Transitions like Larson’s thrust the reader forward — from the end of one section to the beginning of the next. And that’s the job of external transitions: keeping the reader’s attention beyond a natural stopping point.
That means external transitions need to work harder than internal transitions, which just move the reader from sentence to sentence or paragraph to paragraph.

To write great external transitions:
1. Create cliff-hangers.
The best external transitions hint at what is to come. They keep the reader moving along by promising that something fascinating is just around the corner.
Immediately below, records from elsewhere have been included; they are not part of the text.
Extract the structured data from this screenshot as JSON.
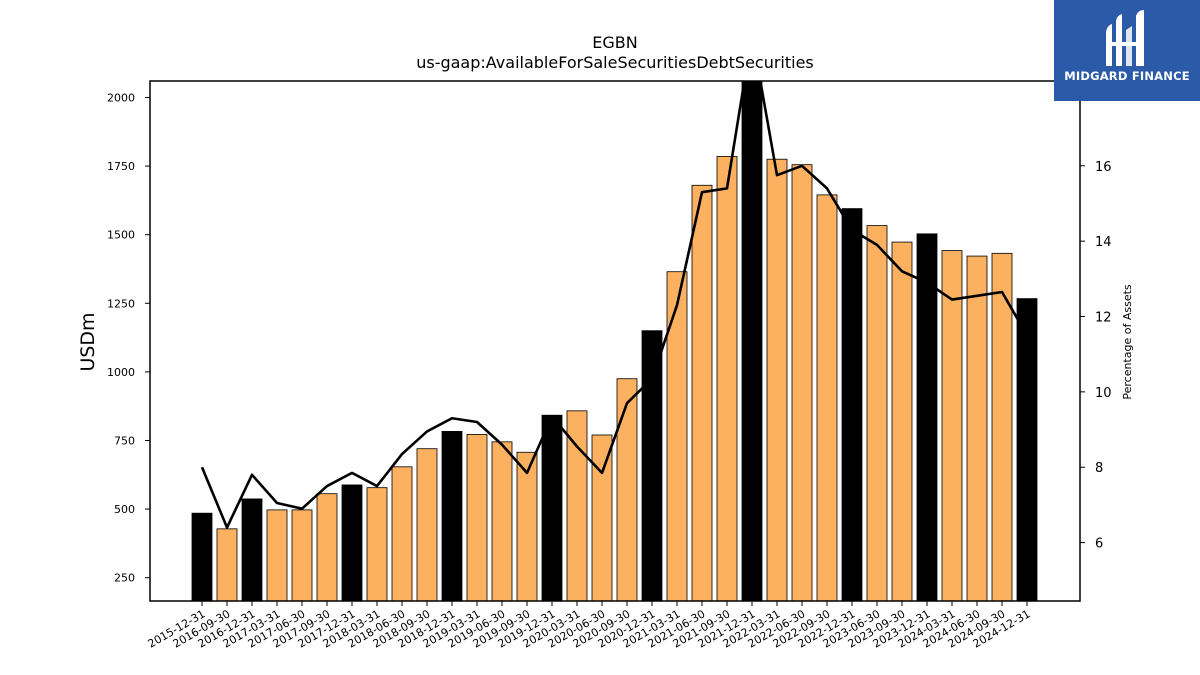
{
  "chart_data": {
    "type": "bar",
    "title": "EGBN",
    "subtitle": "us-gaap:AvailableForSaleSecuritiesDebtSecurities",
    "ylabel": "USDm",
    "y2label": "Percentage of Assets",
    "categories": [
      "2015-12-31",
      "2016-09-30",
      "2016-12-31",
      "2017-03-31",
      "2017-06-30",
      "2017-09-30",
      "2017-12-31",
      "2018-03-31",
      "2018-06-30",
      "2018-09-30",
      "2018-12-31",
      "2019-03-31",
      "2019-06-30",
      "2019-09-30",
      "2019-12-31",
      "2020-03-31",
      "2020-06-30",
      "2020-09-30",
      "2020-12-31",
      "2021-03-31",
      "2021-06-30",
      "2021-09-30",
      "2021-12-31",
      "2022-03-31",
      "2022-06-30",
      "2022-09-30",
      "2022-12-31",
      "2023-06-30",
      "2023-09-30",
      "2023-12-31",
      "2024-03-31",
      "2024-06-30",
      "2024-09-30",
      "2024-12-31"
    ],
    "series": [
      {
        "type": "bar",
        "axis": "left",
        "values": [
          485,
          428,
          537,
          497,
          497,
          556,
          588,
          578,
          654,
          720,
          783,
          772,
          745,
          707,
          842,
          858,
          770,
          975,
          1150,
          1365,
          1680,
          1785,
          2080,
          1775,
          1755,
          1645,
          1595,
          1533,
          1473,
          1503,
          1442,
          1422,
          1432,
          1267
        ],
        "annual_flags": [
          true,
          false,
          true,
          false,
          false,
          false,
          true,
          false,
          false,
          false,
          true,
          false,
          false,
          false,
          true,
          false,
          false,
          false,
          true,
          false,
          false,
          false,
          true,
          false,
          false,
          false,
          true,
          false,
          false,
          true,
          false,
          false,
          false,
          true
        ]
      },
      {
        "type": "line",
        "axis": "right",
        "values": [
          8.0,
          6.4,
          7.8,
          7.05,
          6.9,
          7.5,
          7.85,
          7.5,
          8.35,
          8.95,
          9.3,
          9.2,
          8.6,
          7.85,
          9.35,
          8.55,
          7.85,
          9.7,
          10.35,
          12.3,
          15.3,
          15.4,
          19.5,
          15.75,
          16.0,
          15.4,
          14.3,
          13.9,
          13.2,
          12.9,
          12.45,
          12.55,
          12.65,
          11.5
        ]
      }
    ],
    "ylim": [
      165,
      2060
    ],
    "y_ticks": [
      "250",
      "500",
      "750",
      "1000",
      "1250",
      "1500",
      "1750",
      "2000"
    ],
    "y2lim": [
      4.45,
      18.25
    ],
    "y2_ticks": [
      "6",
      "8",
      "10",
      "12",
      "14",
      "16"
    ],
    "colors": {
      "annual_bar": "#000000",
      "quarter_bar": "#fbb160",
      "line": "#000000"
    },
    "grid": false,
    "legend": "none"
  },
  "logo": {
    "text": "MIDGARD FINANCE",
    "background": "#2a5aa8"
  }
}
Larson is a master of the external transition. Here are two more chapter enders from Devil in the White City:
“Much was made, in retrospect, of the fact that [architect John] Root, in evening dress, charged into the rock-cold night without first putting on a coat.”
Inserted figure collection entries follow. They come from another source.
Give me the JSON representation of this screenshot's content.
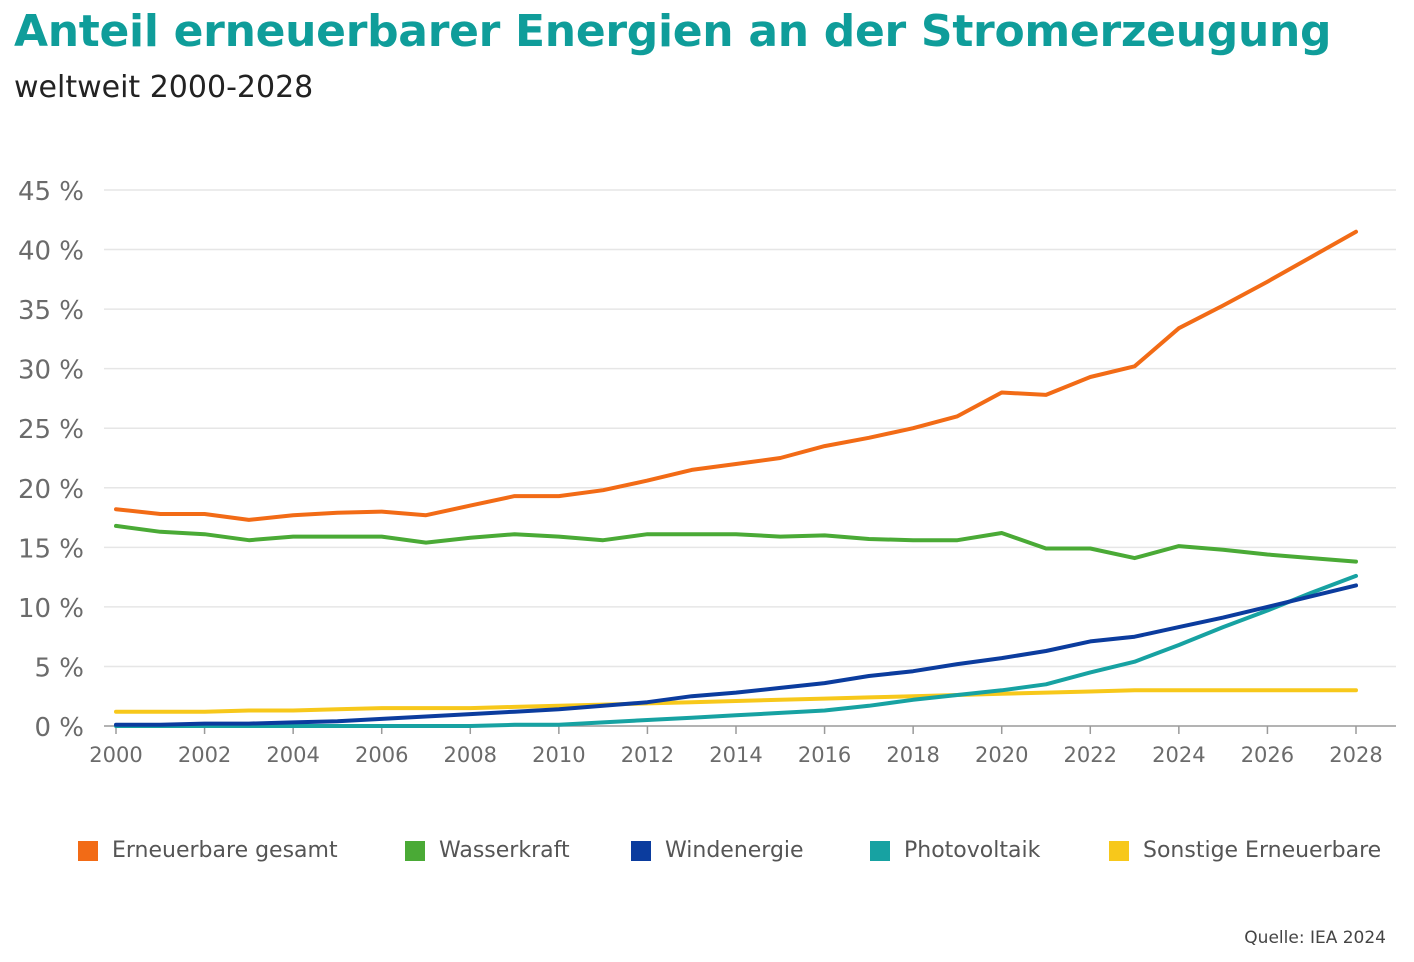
{
  "header": {
    "title": "Anteil erneuerbarer Energien an der Stromerzeugung",
    "subtitle": "weltweit 2000-2028"
  },
  "source": "Quelle: IEA 2024",
  "chart_data": {
    "type": "line",
    "title": "Anteil erneuerbarer Energien an der Stromerzeugung",
    "subtitle": "weltweit 2000-2028",
    "x": [
      2000,
      2001,
      2002,
      2003,
      2004,
      2005,
      2006,
      2007,
      2008,
      2009,
      2010,
      2011,
      2012,
      2013,
      2014,
      2015,
      2016,
      2017,
      2018,
      2019,
      2020,
      2021,
      2022,
      2023,
      2024,
      2025,
      2026,
      2027,
      2028
    ],
    "x_ticks": [
      "2000",
      "2002",
      "2004",
      "2006",
      "2008",
      "2010",
      "2012",
      "2014",
      "2016",
      "2018",
      "2020",
      "2022",
      "2024",
      "2026",
      "2028"
    ],
    "xlim": [
      2000,
      2028
    ],
    "ylim": [
      0,
      45
    ],
    "y_ticks": [
      0,
      5,
      10,
      15,
      20,
      25,
      30,
      35,
      40,
      45
    ],
    "y_tick_labels": [
      "0 %",
      "5 %",
      "10 %",
      "15 %",
      "20 %",
      "25 %",
      "30 %",
      "35 %",
      "40 %",
      "45 %"
    ],
    "grid": true,
    "legend_position": "bottom",
    "series": [
      {
        "name": "Erneuerbare gesamt",
        "color": "#f26b16",
        "values": [
          18.2,
          17.8,
          17.8,
          17.3,
          17.7,
          17.9,
          18.0,
          17.7,
          18.5,
          19.3,
          19.3,
          19.8,
          20.6,
          21.5,
          22.0,
          22.5,
          23.5,
          24.2,
          25.0,
          26.0,
          28.0,
          27.8,
          29.3,
          30.2,
          33.4,
          35.3,
          37.3,
          39.4,
          41.5
        ]
      },
      {
        "name": "Wasserkraft",
        "color": "#4aaa36",
        "values": [
          16.8,
          16.3,
          16.1,
          15.6,
          15.9,
          15.9,
          15.9,
          15.4,
          15.8,
          16.1,
          15.9,
          15.6,
          16.1,
          16.1,
          16.1,
          15.9,
          16.0,
          15.7,
          15.6,
          15.6,
          16.2,
          14.9,
          14.9,
          14.1,
          15.1,
          14.8,
          14.4,
          14.1,
          13.8
        ]
      },
      {
        "name": "Windenergie",
        "color": "#0b3c9e",
        "values": [
          0.1,
          0.1,
          0.2,
          0.2,
          0.3,
          0.4,
          0.6,
          0.8,
          1.0,
          1.2,
          1.4,
          1.7,
          2.0,
          2.5,
          2.8,
          3.2,
          3.6,
          4.2,
          4.6,
          5.2,
          5.7,
          6.3,
          7.1,
          7.5,
          8.3,
          9.1,
          10.0,
          10.9,
          11.8
        ]
      },
      {
        "name": "Photovoltaik",
        "color": "#17a2a2",
        "values": [
          0.0,
          0.0,
          0.0,
          0.0,
          0.0,
          0.0,
          0.0,
          0.0,
          0.0,
          0.1,
          0.1,
          0.3,
          0.5,
          0.7,
          0.9,
          1.1,
          1.3,
          1.7,
          2.2,
          2.6,
          3.0,
          3.5,
          4.5,
          5.4,
          6.8,
          8.3,
          9.7,
          11.2,
          12.6
        ]
      },
      {
        "name": "Sonstige Erneuerbare",
        "color": "#f7c81b",
        "values": [
          1.2,
          1.2,
          1.2,
          1.3,
          1.3,
          1.4,
          1.5,
          1.5,
          1.5,
          1.6,
          1.7,
          1.8,
          1.9,
          2.0,
          2.1,
          2.2,
          2.3,
          2.4,
          2.5,
          2.6,
          2.7,
          2.8,
          2.9,
          3.0,
          3.0,
          3.0,
          3.0,
          3.0,
          3.0
        ]
      }
    ]
  }
}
“Only later did the furnace man recognize that the kiln’s peculiar shape made it ideal for another, very different application. ‘In fact,’ he said, ‘the general plan of the furnace was not unlike that of a crematory for dead bodies, and with the provision already described, there would be absolutely no odor from the furnace.’ … But again, that was later.”
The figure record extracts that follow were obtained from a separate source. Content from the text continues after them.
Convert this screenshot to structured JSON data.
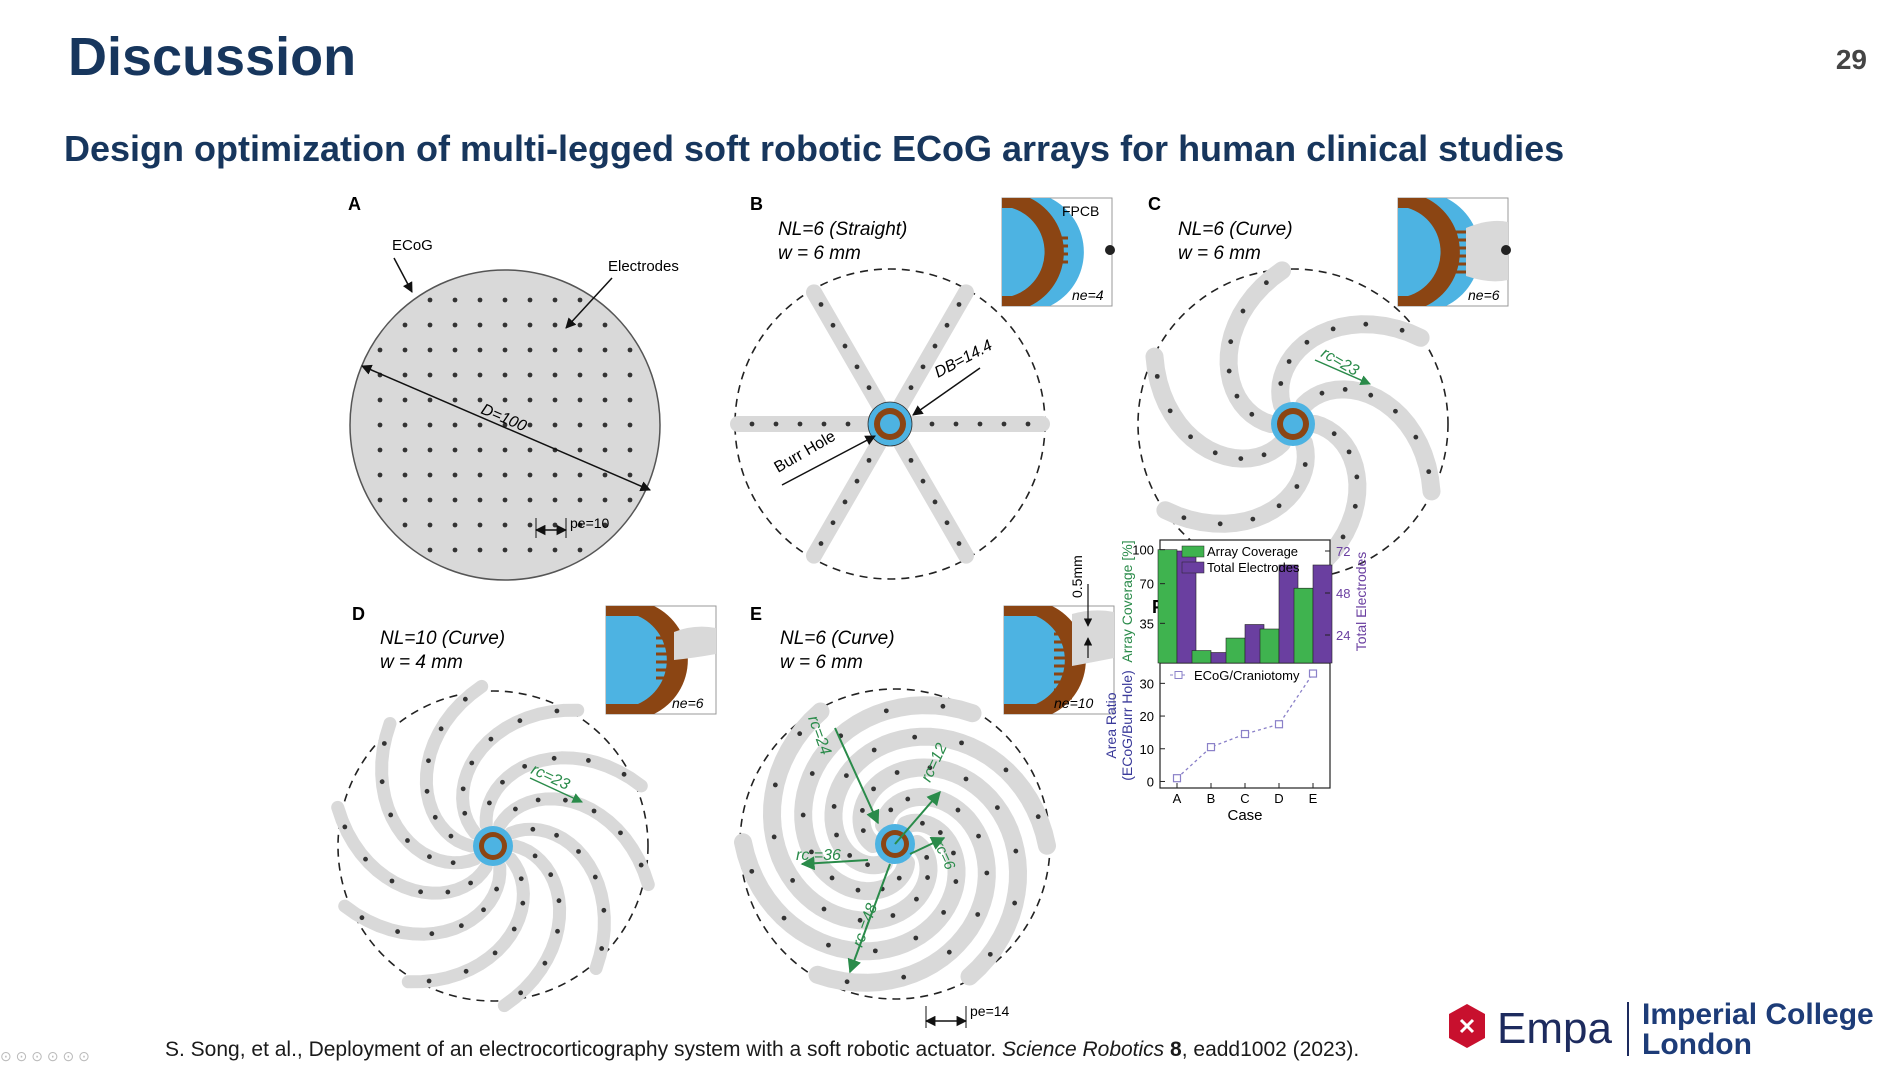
{
  "slide": {
    "title": "Discussion",
    "page_number": "29",
    "subtitle": "Design optimization of multi-legged soft robotic ECoG arrays for human clinical studies"
  },
  "figure": {
    "panels": {
      "A": {
        "letter": "A",
        "ecog": "ECoG",
        "electrodes": "Electrodes",
        "diameter": "D=100",
        "pitch": "pe=10"
      },
      "B": {
        "letter": "B",
        "legs": "NL=6 (Straight)",
        "width": "w = 6 mm",
        "fpcb": "FPCB",
        "db": "DB=14.4",
        "burr": "Burr Hole",
        "ne": "ne=4"
      },
      "C": {
        "letter": "C",
        "legs": "NL=6 (Curve)",
        "width": "w = 6 mm",
        "rc": "rc=23",
        "ne": "ne=6"
      },
      "D": {
        "letter": "D",
        "legs": "NL=10 (Curve)",
        "width": "w = 4 mm",
        "rc": "rc=23",
        "ne": "ne=6"
      },
      "E": {
        "letter": "E",
        "legs": "NL=6 (Curve)",
        "width": "w = 6 mm",
        "gap": "0.5mm",
        "ne": "ne=10",
        "rc24": "rc=24",
        "rc12": "rc=12",
        "rc36": "rc =36",
        "rc6": "rc=6",
        "rc48": "rc =48",
        "pitch": "pe=14"
      },
      "F": {
        "letter": "F"
      }
    }
  },
  "chart_data": [
    {
      "type": "bar",
      "categories": [
        "A",
        "B",
        "C",
        "D",
        "E"
      ],
      "series": [
        {
          "name": "Array Coverage",
          "axis": "left",
          "color": "#3fb34f",
          "values": [
            100,
            11,
            22,
            30,
            66
          ]
        },
        {
          "name": "Total Electrodes",
          "axis": "right",
          "color": "#6a3fa0",
          "values": [
            72,
            14,
            30,
            64,
            64
          ]
        }
      ],
      "ylabel_left": "Array Coverage [%]",
      "ylabel_right": "Total Electrodes",
      "left_ticks": [
        35,
        70,
        100
      ],
      "right_ticks": [
        24,
        48,
        72
      ],
      "ylim_left": [
        0,
        105
      ],
      "ylim_right": [
        8,
        76
      ],
      "legend": "top-right"
    },
    {
      "type": "line",
      "categories": [
        "A",
        "B",
        "C",
        "D",
        "E"
      ],
      "series": [
        {
          "name": "ECoG/Craniotomy",
          "color": "#8a80c8",
          "values": [
            1,
            10.5,
            14.5,
            17.5,
            33
          ]
        }
      ],
      "xlabel": "Case",
      "ylabel": "Area Ratio (ECoG/Burr Hole)",
      "ylabel_line1": "Area Ratio",
      "ylabel_line2": "(ECoG/Burr Hole)",
      "ticks": [
        0,
        10,
        20,
        30
      ],
      "ylim": [
        -2,
        35
      ],
      "legend": "top-left"
    }
  ],
  "citation": {
    "authors": "S. Song, et al., Deployment of an electrocorticography system with a soft robotic actuator.",
    "journal": "Science Robotics",
    "volume": "8",
    "rest": ", eadd1002 (2023)."
  },
  "logos": {
    "empa": "Empa",
    "imperial_line1": "Imperial College",
    "imperial_line2": "London"
  },
  "colors": {
    "title": "#17365d",
    "ecog_gray": "#d9d9d9",
    "burr_blue": "#4db3e2",
    "fpcb_brown": "#8b4513",
    "annot_green": "#2a8b4a"
  }
}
Ira Glass uses the same approach for “This American Life” station breaks. Here’s how he propelled listeners forward in the radio program’s legendary piece about the housing crisis, “The Giant Pool of Money”:
until Aug. 31
“Coming up, how $5 million can get you into $100 million of trouble. In a minute, from Chicago Public Radio and Public Radio International, when our program continues.”
Of course, you have to make good on the promise of these external transitions. Cliffhangers followed by nonevents lose reader interest — and respect — in a hurry.
2. Model the mystery writers.
One way to polish external transitions is to study the last sentences in chapters of mysteries. “The Writer’s Guide to Hardy Boys Rack Books,” for instance, includes this excellent advice:
“Every chapter must end with a cliffhanger. On the spectrum of cliffhangers, the best are those involving physical danger. Next best are perceived threats — a mysterious shadow, a scream, the sight of a gun, the earth rumbling. Last on the list is the moderately acceptable dramatic realization, such as ‘he’s been lying to us all along’ or ‘she’s the real spy.’”
I think of section enders like these as “But that was before we found the body in the bathtub” transitions.
The idea is to write something that’s so provocative that the reader can’t stop reading. You want readers to think, “I’ll just read until they find that body in the bathtub.”
A series of small promises from you (“A body in the bathtub is just around the corner”) and small commitments from your reader (“I’ll just read until they find it”) might just get your tired, busy, distracted reader to read to the end.